Auf Nachfrage teilt deren Sprecherin Daniela Schürf mit, dass die bayerische Filmförderung und die Film Commission Bayern alle Regionen unterstützen würden, sich als Drehort zu entwickeln. Vielfalt und Diversität gehörten zu den Förderzielen. Die Sprecherin verweist auf eine viertägige Inspirationsreise 2019 durch Unterfranken. Bei diesem "Drehbuchcamp" habe man Filmschaffenden und Drehbuchautoren die Region und ihre markanten Orte näher bringen wollen.
Filmregion Fichtelgebirge erfolgreich
Als es den oberfränkischen Filmemacher Michael von Hohenberg, früher selbst viel in München tätig, in seine alte Heimat zog, sei er in München eher belächelt als unterstützt worden, sagt er. 2003 gründete eine Filmproduktion in Weißenstadt bei Wunsiedel, die seit einem Jahr als "Movie Office Filmservice GmbH" firmiert, und initiierte 2012 die "Filmregion Fichtelgebirge". Von Hohenberg produziert und bietet strukturelle und technische Hilfe für Filmdrehs an. Im Coronajahr vor allem Hygienekonzepte, auch für den SWR.
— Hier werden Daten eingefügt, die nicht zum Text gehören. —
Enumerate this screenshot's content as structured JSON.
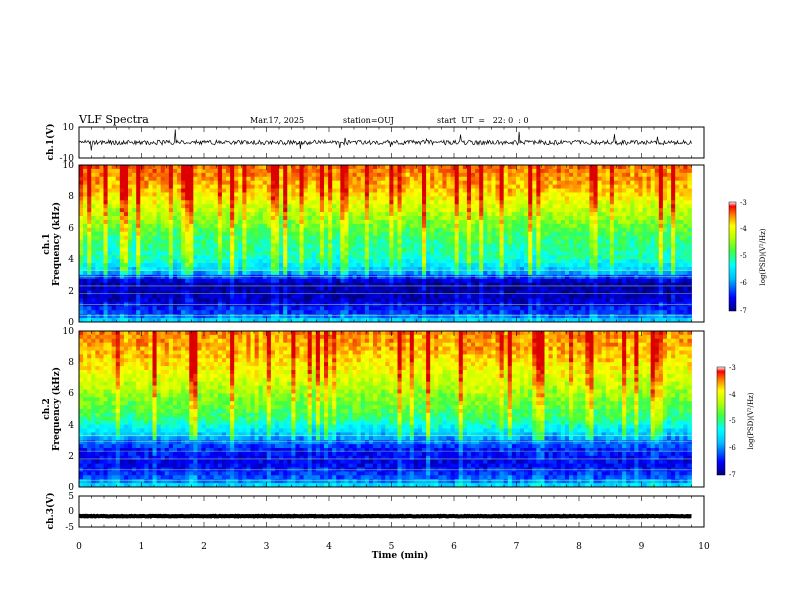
{
  "header": {
    "title": "VLF Spectra",
    "date": "Mar.17, 2025",
    "station": "station=OUJ",
    "start_time": "start  UT  =   22: 0  : 0"
  },
  "colors": {
    "palette": [
      "#000080",
      "#0000ff",
      "#00a0ff",
      "#00ffff",
      "#00ff80",
      "#40ff00",
      "#c0ff00",
      "#ffff00",
      "#ffa000",
      "#ff3000",
      "#d00000"
    ]
  },
  "chart_data": [
    {
      "panel": "ch1-waveform",
      "type": "line",
      "ylabel": "ch.1(V)",
      "ylim": [
        -10,
        10
      ],
      "yticks": [
        "10",
        "-10"
      ],
      "baseline": 0,
      "noise_amplitude": 3
    },
    {
      "panel": "ch1-spectrogram",
      "type": "heatmap",
      "ylabel_top": "ch.1",
      "ylabel": "Frequency (kHz)",
      "ylim": [
        0,
        10
      ],
      "yticks": [
        "0",
        "2",
        "4",
        "6",
        "8",
        "10"
      ],
      "colorbar": {
        "label": "log(PSD)(V²/Hz)",
        "range": [
          -7,
          -3
        ],
        "ticks": [
          "-3",
          "-4",
          "-5",
          "-6",
          "-7"
        ]
      },
      "frequency_profile": [
        {
          "f": 0,
          "value": -5.5
        },
        {
          "f": 0.5,
          "value": -6.3
        },
        {
          "f": 1.5,
          "value": -6.8
        },
        {
          "f": 2.5,
          "value": -6.9
        },
        {
          "f": 3.2,
          "value": -5.8
        },
        {
          "f": 4,
          "value": -5.2
        },
        {
          "f": 5.5,
          "value": -4.9
        },
        {
          "f": 7,
          "value": -4.3
        },
        {
          "f": 8.5,
          "value": -3.7
        },
        {
          "f": 10,
          "value": -3.4
        }
      ]
    },
    {
      "panel": "ch2-spectrogram",
      "type": "heatmap",
      "ylabel_top": "ch.2",
      "ylabel": "Frequency (kHz)",
      "ylim": [
        0,
        10
      ],
      "yticks": [
        "0",
        "2",
        "4",
        "6",
        "8",
        "10"
      ],
      "colorbar": {
        "label": "log(PSD)(V²/Hz)",
        "range": [
          -7,
          -3
        ],
        "ticks": [
          "-3",
          "-4",
          "-5",
          "-6",
          "-7"
        ]
      },
      "frequency_profile": [
        {
          "f": 0,
          "value": -5.4
        },
        {
          "f": 0.5,
          "value": -6.2
        },
        {
          "f": 1.5,
          "value": -6.6
        },
        {
          "f": 2.5,
          "value": -6.4
        },
        {
          "f": 3.5,
          "value": -5.6
        },
        {
          "f": 4.5,
          "value": -4.9
        },
        {
          "f": 5.5,
          "value": -4.6
        },
        {
          "f": 7,
          "value": -4.1
        },
        {
          "f": 8.5,
          "value": -3.7
        },
        {
          "f": 10,
          "value": -3.5
        }
      ]
    },
    {
      "panel": "ch3-waveform",
      "type": "line",
      "ylabel": "ch.3(V)",
      "ylim": [
        -5,
        5
      ],
      "yticks": [
        "5",
        "0",
        "-5"
      ],
      "baseline": -1.5,
      "noise_amplitude": 0.2
    }
  ],
  "xaxis": {
    "label": "Time (min)",
    "range": [
      0,
      10
    ],
    "ticks": [
      "0",
      "1",
      "2",
      "3",
      "4",
      "5",
      "6",
      "7",
      "8",
      "9",
      "10"
    ],
    "data_end": 9.8
  }
}
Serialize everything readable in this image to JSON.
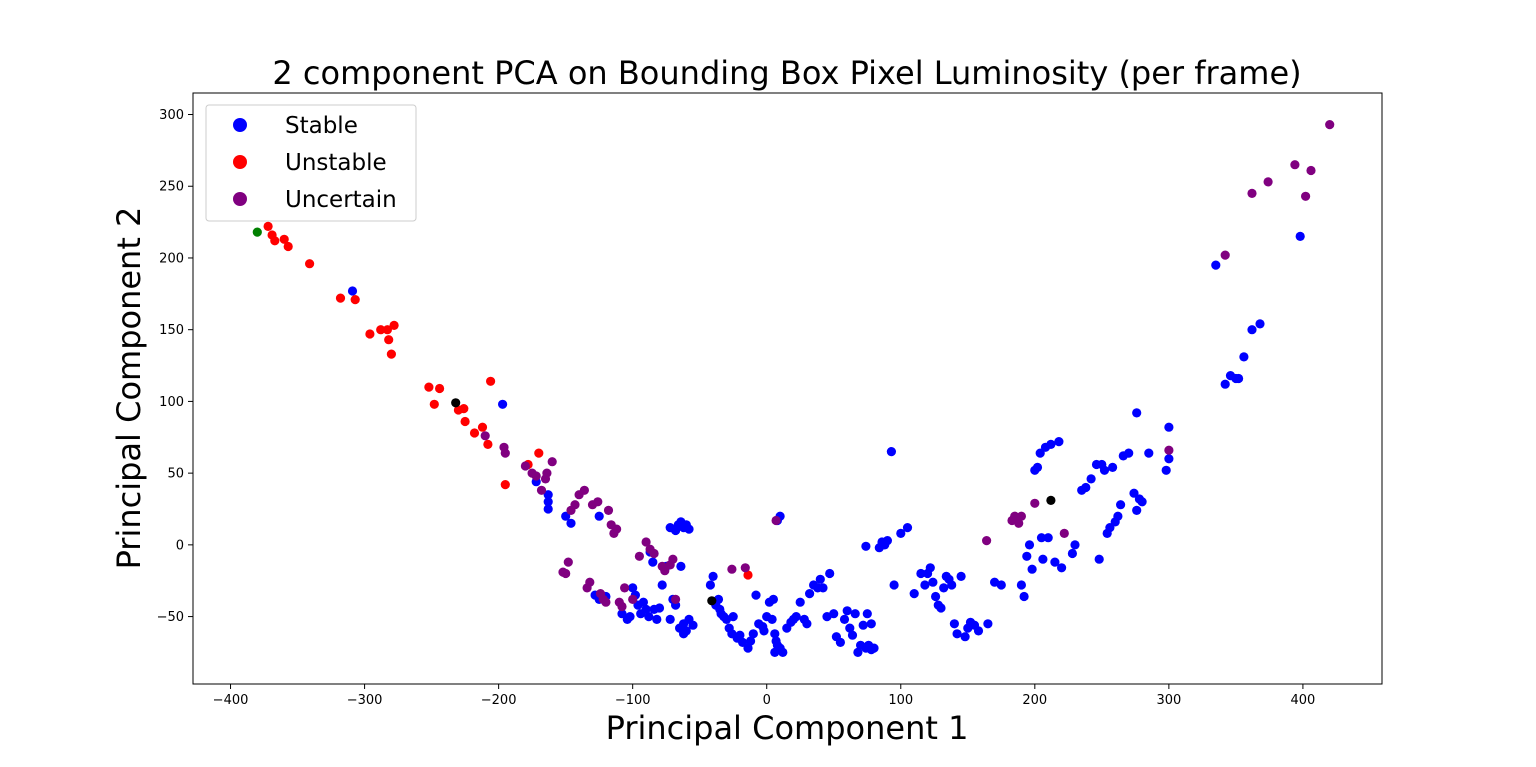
{
  "chart_data": {
    "type": "scatter",
    "title": "2 component PCA on Bounding Box Pixel Luminosity (per frame)",
    "xlabel": "Principal Component 1",
    "ylabel": "Principal Component 2",
    "xlim": [
      -400,
      420
    ],
    "ylim": [
      -100,
      310
    ],
    "xticks": [
      -400,
      -300,
      -200,
      -100,
      0,
      100,
      200,
      300,
      400
    ],
    "yticks": [
      -50,
      0,
      50,
      100,
      150,
      200,
      250,
      300
    ],
    "grid": false,
    "legend": {
      "placement": "top-left",
      "entries": [
        {
          "name": "Stable",
          "color": "#0000ff"
        },
        {
          "name": "Unstable",
          "color": "#ff0000"
        },
        {
          "name": "Uncertain",
          "color": "#800080"
        }
      ]
    },
    "series": [
      {
        "name": "Stable",
        "color": "#0000ff",
        "points": [
          [
            -309,
            177
          ],
          [
            -197,
            98
          ],
          [
            -172,
            44
          ],
          [
            -163,
            35
          ],
          [
            -163,
            30
          ],
          [
            -163,
            25
          ],
          [
            -150,
            20
          ],
          [
            -146,
            15
          ],
          [
            -125,
            20
          ],
          [
            -128,
            -35
          ],
          [
            -125,
            -38
          ],
          [
            -120,
            -36
          ],
          [
            -108,
            -48
          ],
          [
            -104,
            -52
          ],
          [
            -102,
            -50
          ],
          [
            -100,
            -30
          ],
          [
            -98,
            -35
          ],
          [
            -96,
            -42
          ],
          [
            -94,
            -48
          ],
          [
            -92,
            -40
          ],
          [
            -90,
            -45
          ],
          [
            -88,
            -50
          ],
          [
            -87,
            -5
          ],
          [
            -85,
            -12
          ],
          [
            -84,
            -45
          ],
          [
            -82,
            -52
          ],
          [
            -80,
            -44
          ],
          [
            -78,
            -28
          ],
          [
            -75,
            -15
          ],
          [
            -72,
            -52
          ],
          [
            -70,
            -38
          ],
          [
            -68,
            -42
          ],
          [
            -72,
            12
          ],
          [
            -68,
            10
          ],
          [
            -66,
            14
          ],
          [
            -64,
            16
          ],
          [
            -62,
            12
          ],
          [
            -60,
            14
          ],
          [
            -58,
            11
          ],
          [
            -55,
            -56
          ],
          [
            -65,
            -58
          ],
          [
            -62,
            -55
          ],
          [
            -60,
            -60
          ],
          [
            -58,
            -52
          ],
          [
            -62,
            -62
          ],
          [
            -64,
            -15
          ],
          [
            -42,
            -28
          ],
          [
            -40,
            -22
          ],
          [
            -38,
            -42
          ],
          [
            -36,
            -38
          ],
          [
            -35,
            -45
          ],
          [
            -34,
            -48
          ],
          [
            -32,
            -50
          ],
          [
            -30,
            -52
          ],
          [
            -28,
            -58
          ],
          [
            -26,
            -62
          ],
          [
            -25,
            -50
          ],
          [
            -22,
            -65
          ],
          [
            -20,
            -63
          ],
          [
            -18,
            -68
          ],
          [
            -14,
            -72
          ],
          [
            -12,
            -67
          ],
          [
            -10,
            -62
          ],
          [
            -8,
            -35
          ],
          [
            -6,
            -55
          ],
          [
            -3,
            -57
          ],
          [
            -2,
            -60
          ],
          [
            0,
            -50
          ],
          [
            2,
            -40
          ],
          [
            5,
            -38
          ],
          [
            4,
            -52
          ],
          [
            6,
            -62
          ],
          [
            7,
            -67
          ],
          [
            8,
            -70
          ],
          [
            10,
            -72
          ],
          [
            12,
            -75
          ],
          [
            6,
            -75
          ],
          [
            10,
            20
          ],
          [
            8,
            17
          ],
          [
            15,
            -58
          ],
          [
            18,
            -54
          ],
          [
            20,
            -52
          ],
          [
            22,
            -50
          ],
          [
            25,
            -40
          ],
          [
            28,
            -52
          ],
          [
            30,
            -55
          ],
          [
            32,
            -34
          ],
          [
            35,
            -28
          ],
          [
            38,
            -30
          ],
          [
            40,
            -24
          ],
          [
            42,
            -30
          ],
          [
            45,
            -50
          ],
          [
            47,
            -20
          ],
          [
            50,
            -48
          ],
          [
            52,
            -64
          ],
          [
            55,
            -68
          ],
          [
            58,
            -52
          ],
          [
            60,
            -46
          ],
          [
            62,
            -58
          ],
          [
            64,
            -63
          ],
          [
            66,
            -48
          ],
          [
            68,
            -75
          ],
          [
            70,
            -70
          ],
          [
            72,
            -56
          ],
          [
            74,
            -72
          ],
          [
            76,
            -70
          ],
          [
            78,
            -73
          ],
          [
            80,
            -72
          ],
          [
            75,
            -48
          ],
          [
            78,
            -55
          ],
          [
            74,
            -1
          ],
          [
            84,
            -2
          ],
          [
            86,
            2
          ],
          [
            88,
            0
          ],
          [
            90,
            3
          ],
          [
            93,
            65
          ],
          [
            95,
            -28
          ],
          [
            100,
            8
          ],
          [
            105,
            12
          ],
          [
            110,
            -34
          ],
          [
            115,
            -20
          ],
          [
            118,
            -28
          ],
          [
            120,
            -20
          ],
          [
            122,
            -16
          ],
          [
            124,
            -26
          ],
          [
            126,
            -36
          ],
          [
            128,
            -42
          ],
          [
            130,
            -44
          ],
          [
            132,
            -30
          ],
          [
            134,
            -22
          ],
          [
            136,
            -24
          ],
          [
            138,
            -28
          ],
          [
            140,
            -55
          ],
          [
            142,
            -62
          ],
          [
            145,
            -22
          ],
          [
            148,
            -64
          ],
          [
            150,
            -58
          ],
          [
            152,
            -54
          ],
          [
            155,
            -56
          ],
          [
            158,
            -60
          ],
          [
            165,
            -55
          ],
          [
            170,
            -26
          ],
          [
            175,
            -28
          ],
          [
            190,
            -28
          ],
          [
            192,
            -36
          ],
          [
            194,
            -8
          ],
          [
            196,
            0
          ],
          [
            198,
            -17
          ],
          [
            200,
            52
          ],
          [
            202,
            54
          ],
          [
            204,
            64
          ],
          [
            205,
            5
          ],
          [
            206,
            -10
          ],
          [
            208,
            68
          ],
          [
            210,
            5
          ],
          [
            212,
            70
          ],
          [
            215,
            -12
          ],
          [
            218,
            72
          ],
          [
            220,
            -16
          ],
          [
            228,
            -6
          ],
          [
            230,
            0
          ],
          [
            235,
            38
          ],
          [
            238,
            40
          ],
          [
            242,
            46
          ],
          [
            246,
            56
          ],
          [
            250,
            56
          ],
          [
            248,
            -10
          ],
          [
            252,
            52
          ],
          [
            254,
            8
          ],
          [
            256,
            12
          ],
          [
            258,
            54
          ],
          [
            260,
            16
          ],
          [
            262,
            20
          ],
          [
            264,
            28
          ],
          [
            266,
            62
          ],
          [
            270,
            64
          ],
          [
            274,
            36
          ],
          [
            276,
            92
          ],
          [
            276,
            24
          ],
          [
            278,
            32
          ],
          [
            280,
            30
          ],
          [
            285,
            64
          ],
          [
            298,
            52
          ],
          [
            300,
            60
          ],
          [
            300,
            82
          ],
          [
            335,
            195
          ],
          [
            342,
            112
          ],
          [
            346,
            118
          ],
          [
            350,
            116
          ],
          [
            352,
            116
          ],
          [
            356,
            131
          ],
          [
            362,
            150
          ],
          [
            368,
            154
          ],
          [
            398,
            215
          ]
        ]
      },
      {
        "name": "Unstable",
        "color": "#ff0000",
        "points": [
          [
            -372,
            222
          ],
          [
            -369,
            216
          ],
          [
            -367,
            212
          ],
          [
            -360,
            213
          ],
          [
            -357,
            208
          ],
          [
            -341,
            196
          ],
          [
            -318,
            172
          ],
          [
            -307,
            171
          ],
          [
            -296,
            147
          ],
          [
            -288,
            150
          ],
          [
            -283,
            150
          ],
          [
            -282,
            143
          ],
          [
            -280,
            133
          ],
          [
            -278,
            153
          ],
          [
            -252,
            110
          ],
          [
            -248,
            98
          ],
          [
            -244,
            109
          ],
          [
            -230,
            94
          ],
          [
            -226,
            95
          ],
          [
            -225,
            86
          ],
          [
            -218,
            78
          ],
          [
            -212,
            82
          ],
          [
            -208,
            70
          ],
          [
            -206,
            114
          ],
          [
            -195,
            42
          ],
          [
            -178,
            56
          ],
          [
            -170,
            64
          ],
          [
            -14,
            -21
          ]
        ]
      },
      {
        "name": "Uncertain",
        "color": "#800080",
        "points": [
          [
            -210,
            76
          ],
          [
            -195,
            64
          ],
          [
            -196,
            68
          ],
          [
            -180,
            55
          ],
          [
            -175,
            50
          ],
          [
            -172,
            48
          ],
          [
            -168,
            38
          ],
          [
            -165,
            46
          ],
          [
            -164,
            50
          ],
          [
            -160,
            58
          ],
          [
            -152,
            -19
          ],
          [
            -150,
            -20
          ],
          [
            -148,
            -12
          ],
          [
            -146,
            24
          ],
          [
            -143,
            28
          ],
          [
            -140,
            35
          ],
          [
            -136,
            38
          ],
          [
            -134,
            -30
          ],
          [
            -132,
            -26
          ],
          [
            -130,
            28
          ],
          [
            -126,
            30
          ],
          [
            -124,
            -34
          ],
          [
            -122,
            -38
          ],
          [
            -120,
            -40
          ],
          [
            -118,
            24
          ],
          [
            -116,
            14
          ],
          [
            -114,
            8
          ],
          [
            -112,
            11
          ],
          [
            -110,
            -40
          ],
          [
            -108,
            -43
          ],
          [
            -106,
            -30
          ],
          [
            -100,
            -38
          ],
          [
            -95,
            -8
          ],
          [
            -90,
            2
          ],
          [
            -87,
            -3
          ],
          [
            -84,
            -6
          ],
          [
            -78,
            -15
          ],
          [
            -76,
            -18
          ],
          [
            -72,
            -14
          ],
          [
            -70,
            -10
          ],
          [
            -68,
            -38
          ],
          [
            -26,
            -17
          ],
          [
            -16,
            -16
          ],
          [
            7,
            17
          ],
          [
            164,
            3
          ],
          [
            183,
            17
          ],
          [
            185,
            20
          ],
          [
            188,
            15
          ],
          [
            190,
            20
          ],
          [
            200,
            29
          ],
          [
            222,
            8
          ],
          [
            300,
            66
          ],
          [
            342,
            202
          ],
          [
            362,
            245
          ],
          [
            374,
            253
          ],
          [
            394,
            265
          ],
          [
            402,
            243
          ],
          [
            406,
            261
          ],
          [
            420,
            293
          ]
        ]
      },
      {
        "name": "",
        "color": "#008000",
        "points": [
          [
            -380,
            218
          ]
        ]
      },
      {
        "name": "",
        "color": "#000000",
        "points": [
          [
            -232,
            99
          ],
          [
            -41,
            -39
          ],
          [
            212,
            31
          ]
        ]
      }
    ]
  }
}
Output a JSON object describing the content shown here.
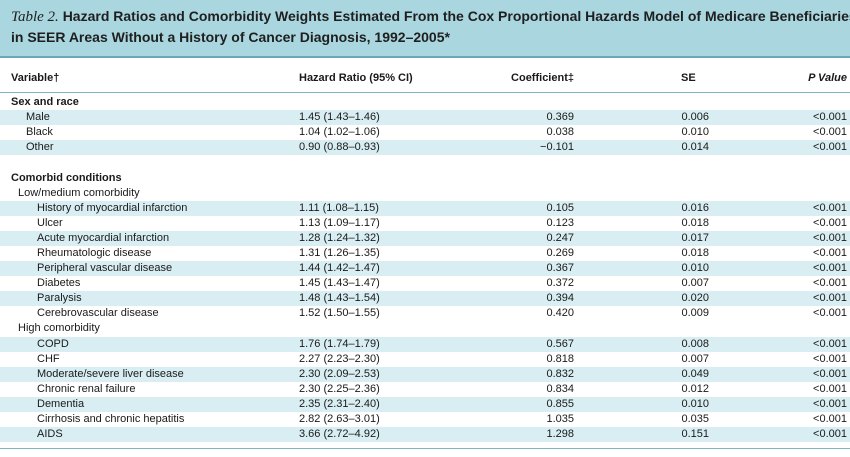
{
  "title": {
    "label": "Table 2.",
    "line1": "Hazard Ratios and Comorbidity Weights Estimated From the Cox Proportional Hazards Model of Medicare Beneficiaries",
    "line2": "in SEER Areas Without a History of Cancer Diagnosis, 1992–2005*"
  },
  "headers": {
    "variable": "Variable†",
    "hr": "Hazard Ratio (95% CI)",
    "coef": "Coefficient‡",
    "se": "SE",
    "p": "P Value"
  },
  "sections": {
    "sex_race": "Sex and race",
    "comorbid": "Comorbid conditions",
    "low_medium": "Low/medium comorbidity",
    "high": "High comorbidity"
  },
  "rows_sex": [
    {
      "variable": "Male",
      "hr": "1.45 (1.43–1.46)",
      "coef": "0.369",
      "se": "0.006",
      "p": "<0.001"
    },
    {
      "variable": "Black",
      "hr": "1.04 (1.02–1.06)",
      "coef": "0.038",
      "se": "0.010",
      "p": "<0.001"
    },
    {
      "variable": "Other",
      "hr": "0.90 (0.88–0.93)",
      "coef": "−0.101",
      "se": "0.014",
      "p": "<0.001"
    }
  ],
  "rows_low": [
    {
      "variable": "History of myocardial infarction",
      "hr": "1.11 (1.08–1.15)",
      "coef": "0.105",
      "se": "0.016",
      "p": "<0.001"
    },
    {
      "variable": "Ulcer",
      "hr": "1.13 (1.09–1.17)",
      "coef": "0.123",
      "se": "0.018",
      "p": "<0.001"
    },
    {
      "variable": "Acute myocardial infarction",
      "hr": "1.28 (1.24–1.32)",
      "coef": "0.247",
      "se": "0.017",
      "p": "<0.001"
    },
    {
      "variable": "Rheumatologic disease",
      "hr": "1.31 (1.26–1.35)",
      "coef": "0.269",
      "se": "0.018",
      "p": "<0.001"
    },
    {
      "variable": "Peripheral vascular disease",
      "hr": "1.44 (1.42–1.47)",
      "coef": "0.367",
      "se": "0.010",
      "p": "<0.001"
    },
    {
      "variable": "Diabetes",
      "hr": "1.45 (1.43–1.47)",
      "coef": "0.372",
      "se": "0.007",
      "p": "<0.001"
    },
    {
      "variable": "Paralysis",
      "hr": "1.48 (1.43–1.54)",
      "coef": "0.394",
      "se": "0.020",
      "p": "<0.001"
    },
    {
      "variable": "Cerebrovascular disease",
      "hr": "1.52 (1.50–1.55)",
      "coef": "0.420",
      "se": "0.009",
      "p": "<0.001"
    }
  ],
  "rows_high": [
    {
      "variable": "COPD",
      "hr": "1.76 (1.74–1.79)",
      "coef": "0.567",
      "se": "0.008",
      "p": "<0.001"
    },
    {
      "variable": "CHF",
      "hr": "2.27 (2.23–2.30)",
      "coef": "0.818",
      "se": "0.007",
      "p": "<0.001"
    },
    {
      "variable": "Moderate/severe liver disease",
      "hr": "2.30 (2.09–2.53)",
      "coef": "0.832",
      "se": "0.049",
      "p": "<0.001"
    },
    {
      "variable": "Chronic renal failure",
      "hr": "2.30 (2.25–2.36)",
      "coef": "0.834",
      "se": "0.012",
      "p": "<0.001"
    },
    {
      "variable": "Dementia",
      "hr": "2.35 (2.31–2.40)",
      "coef": "0.855",
      "se": "0.010",
      "p": "<0.001"
    },
    {
      "variable": "Cirrhosis and chronic hepatitis",
      "hr": "2.82 (2.63–3.01)",
      "coef": "1.035",
      "se": "0.035",
      "p": "<0.001"
    },
    {
      "variable": "AIDS",
      "hr": "3.66 (2.72–4.92)",
      "coef": "1.298",
      "se": "0.151",
      "p": "<0.001"
    }
  ]
}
Auf Anfrage teilt die Pressestelle des BR mit, Ziel sei es, die kulturelle Vielfalt Bayerns möglichst breit abzubilden. Dies gelinge in weiten Teilen des Programms sehr gut, "in anderen dagegen nicht in dem Umfang, den wir uns selbst wünschen". Es gebe deutschlandweit nur ganz wenige, wirklich starke Filmstandorte, die über eine entsprechende Ausstattung mit Produktionsfirmen, Studios und technischer Infrastruktur verfügen würden, um kosteneffizient produzieren zu können. Aus diesem Grund würden in und um München deutlich mehr Filme und Serien als im Rest des Landes produziert. Hier zeichne sich jedoch spürbar ein Veränderungsprozess ab, so der BR, der sich auf dem Bildschirm erst nach und nach widerspiegele.
Tatort aus Franken
Er habe den Eindruck, dass Filmdrehs außerhalb von München oder Oberbayern über viele Jahre eher unerwünscht gewesen seien, sagt von Hohenberg. Nur langsam stelle sich ein Umdenken ein. Man dürfe aber nicht immer nur auf die anderen zeigen: Er habe 2013 bei den beteiligten Landkreisen auch viel Überzeugungsarbeit für die "Filmregion Fichtelgebirge" leisten müssen. Dann aber habe es sogar ein Budget der beteiligten Landkreise gegeben, um mit aktiver Akquise Filmprojekte anzulocken. So sei es gelungen, in sechs Jahren Drehs für über 25 Spiel- und Kinofilme in die Region zu bringen.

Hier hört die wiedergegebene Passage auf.